Minaeifar et al. [6] introduced three multiplier architectures that discard the least significant bits (LSBs) of operands to simplify calculations. By predefining the LSBs as zero, the design significantly cuts down transistor usage by eliminating 28 AND operations necessary for generating partial products. Their proposed models integrate both exact and approximate 4:2 compressors along with different types of adders to streamline partial product reduction and facilitate final result computation.

One notable feature of these designs [6] is the use of an OR gate instead of the conventional XOR gate for generating Sum outputs in the approximate half-adder, leading to hardware efficiency. Additionally, the Carry output remains functional through an AND gate, requiring 12 transistors for proper operation. The approximate full adder design simplifies the Sum output assignment by directly linking it to the x1 input. Meanwhile, the Carry output is derived using a three-input OR gate, incorporating x1, x2, and Cin, enabling the full adder to function with just eight transistors.

#### PROPOSED DESIGN

This section presents a design of an approximate compressor and two schemes for 8-bit multiplier using the proposed approximate compressor are presented.

Our design incorporates approximate half-adders and full-adders, along with the proposed approximate compressor. In the approximate half-adder design, the Sum output is obtained by utilizing an OR gate instead of the traditional XOR gate. Meanwhile, the Carry output continues to function through an AND gate, necessitating the use of 12 transistors for its realization [6]. Likewise, in the approximate full adder, the XOR gate is replaced with an OR gate to simplify the Sum computation. Meanwhile, the *Carry* output is derived from the AND operation of the three input signals. Thus, the implementation of the given approximate full adder requires 20 transistors. To the best of our knowledge, the approximation of the *Carry* output has not been implemented in this manner. In contrast, the approximation of the *Sum* output, as described, is frequently seen in the approximate computing literature.

# 1.1 Approximate Compressor Design



Figure 1: Schematic of a 4:2 compressor

Figure 1 illustrates a 4:2 compressor constructed using full adders. When implemented in CMOS technology, it typically uses 116 transistors. By replacing the conventional full-adder cells with their approximate counterparts, as discussed earlier, an accuracy level of 75% is achieved, calculated as the proportion of correct outputs relative to the total number of outputs.

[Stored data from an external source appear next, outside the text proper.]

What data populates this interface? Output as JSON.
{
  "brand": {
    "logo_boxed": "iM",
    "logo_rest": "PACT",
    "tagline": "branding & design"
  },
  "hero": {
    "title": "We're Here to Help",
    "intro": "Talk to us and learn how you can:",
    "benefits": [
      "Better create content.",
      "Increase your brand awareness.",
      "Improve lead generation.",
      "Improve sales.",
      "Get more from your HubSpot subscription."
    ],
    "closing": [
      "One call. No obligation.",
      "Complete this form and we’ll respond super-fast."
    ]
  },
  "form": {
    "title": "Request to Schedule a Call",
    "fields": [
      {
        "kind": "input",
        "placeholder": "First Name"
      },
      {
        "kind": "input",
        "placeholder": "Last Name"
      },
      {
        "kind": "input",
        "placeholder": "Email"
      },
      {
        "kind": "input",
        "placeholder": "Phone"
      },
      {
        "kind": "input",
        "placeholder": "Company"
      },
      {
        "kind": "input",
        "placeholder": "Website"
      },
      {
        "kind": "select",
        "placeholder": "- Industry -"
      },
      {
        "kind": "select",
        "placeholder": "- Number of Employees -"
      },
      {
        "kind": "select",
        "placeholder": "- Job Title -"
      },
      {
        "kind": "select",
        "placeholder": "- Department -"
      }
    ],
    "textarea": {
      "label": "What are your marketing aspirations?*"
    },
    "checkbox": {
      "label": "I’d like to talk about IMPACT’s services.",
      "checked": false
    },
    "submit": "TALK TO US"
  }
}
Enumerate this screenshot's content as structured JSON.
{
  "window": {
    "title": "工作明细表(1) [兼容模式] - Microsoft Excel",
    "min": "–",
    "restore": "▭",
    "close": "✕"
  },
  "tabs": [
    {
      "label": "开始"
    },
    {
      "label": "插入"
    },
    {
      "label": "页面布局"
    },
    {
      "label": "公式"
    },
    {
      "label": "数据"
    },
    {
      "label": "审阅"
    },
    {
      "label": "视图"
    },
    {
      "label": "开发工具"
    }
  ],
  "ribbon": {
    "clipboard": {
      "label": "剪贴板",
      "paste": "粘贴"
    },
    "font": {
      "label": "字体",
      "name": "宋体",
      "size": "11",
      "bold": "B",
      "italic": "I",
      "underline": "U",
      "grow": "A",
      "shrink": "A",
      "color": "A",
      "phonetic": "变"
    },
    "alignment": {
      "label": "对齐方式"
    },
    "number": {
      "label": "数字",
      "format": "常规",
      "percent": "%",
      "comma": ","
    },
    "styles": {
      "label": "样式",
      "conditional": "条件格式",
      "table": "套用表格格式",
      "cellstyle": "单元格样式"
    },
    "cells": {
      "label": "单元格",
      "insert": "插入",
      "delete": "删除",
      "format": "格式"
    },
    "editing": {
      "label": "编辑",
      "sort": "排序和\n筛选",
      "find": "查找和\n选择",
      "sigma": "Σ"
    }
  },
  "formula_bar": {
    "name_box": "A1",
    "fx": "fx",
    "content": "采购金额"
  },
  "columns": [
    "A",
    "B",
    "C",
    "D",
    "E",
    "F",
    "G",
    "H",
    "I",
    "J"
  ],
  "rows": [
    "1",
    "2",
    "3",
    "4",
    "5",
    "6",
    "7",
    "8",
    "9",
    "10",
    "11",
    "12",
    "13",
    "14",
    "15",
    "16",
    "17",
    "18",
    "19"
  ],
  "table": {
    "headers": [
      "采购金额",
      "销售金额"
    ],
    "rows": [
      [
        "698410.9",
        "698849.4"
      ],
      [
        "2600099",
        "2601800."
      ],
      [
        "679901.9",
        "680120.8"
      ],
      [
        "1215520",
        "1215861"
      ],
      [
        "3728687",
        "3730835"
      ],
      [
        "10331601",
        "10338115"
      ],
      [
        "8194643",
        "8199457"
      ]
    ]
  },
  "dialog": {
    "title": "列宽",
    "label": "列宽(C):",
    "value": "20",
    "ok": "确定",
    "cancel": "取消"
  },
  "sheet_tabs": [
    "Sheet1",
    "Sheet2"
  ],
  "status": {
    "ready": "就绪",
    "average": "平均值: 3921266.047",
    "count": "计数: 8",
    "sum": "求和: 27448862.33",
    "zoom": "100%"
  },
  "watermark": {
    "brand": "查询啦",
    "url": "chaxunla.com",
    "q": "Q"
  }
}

To further reduce transistor usage while maintaining this accuracy, we propose an innovative method. Our approach involves utilizing the same hardware configuration for generating both the Carry and Cout signals in the 4:2 compressor. Based on our review, no previous work has introduced a 4:2 compressor in the manner depicted in Figure 2. By reusing the hardware components, this design improves efficiency, maintaining an accuracy rate of 75% (24 correct outputs out of 32).



Figure 2: Schematic of 4:2 compressor

## 1.2 Multiplier Design

In this section, we integrate the proposed approximate compressor (figure 2) into an 8x8 Dadda multiplier. As discussed

earlier, the paper presents two unique designs for integrating these approximate components. Typically, parallel multipliers are organized into three stages. Firstly, partial products are generated using AND gates, while the second stage focuses on summing these partial products with the help of compressors and adders.

The third stage involves generating the final result, which is achieved through a ripple *Carry* adder. This stage completes the multiplication process by combining all the partial results into the final output. Approximation methods are typically applied in the initial two stages: generating partial products and reducing them. In the first stage, optimization can involve skipping the generation of lower-bit partial products entirely. In [8], the authors suggested truncating the lower four bits of the generated partial products, setting them to o. In [6], a novel approach was introduced where the two most least significant bits (LSB) of the multiplier and multiplicand are ignored. Furthermore, the lower four bits of the product are set to '1'. Drawing inspiration from these methods, we truncated the lower five-bit and four-bit partial products in the first and second proposed multipliers, respectively, setting the corresponding product bits to o. The approximate components, depicted in Figure 3 and Figure 4, are employed in the second stage. As discussed before, partial product reduction takes place in the second stage. Furthermore, in the final ripple *Carry* adder stage, we used approximate full adders and approximate half adders instead of the traditional full and half adders to compute the final output.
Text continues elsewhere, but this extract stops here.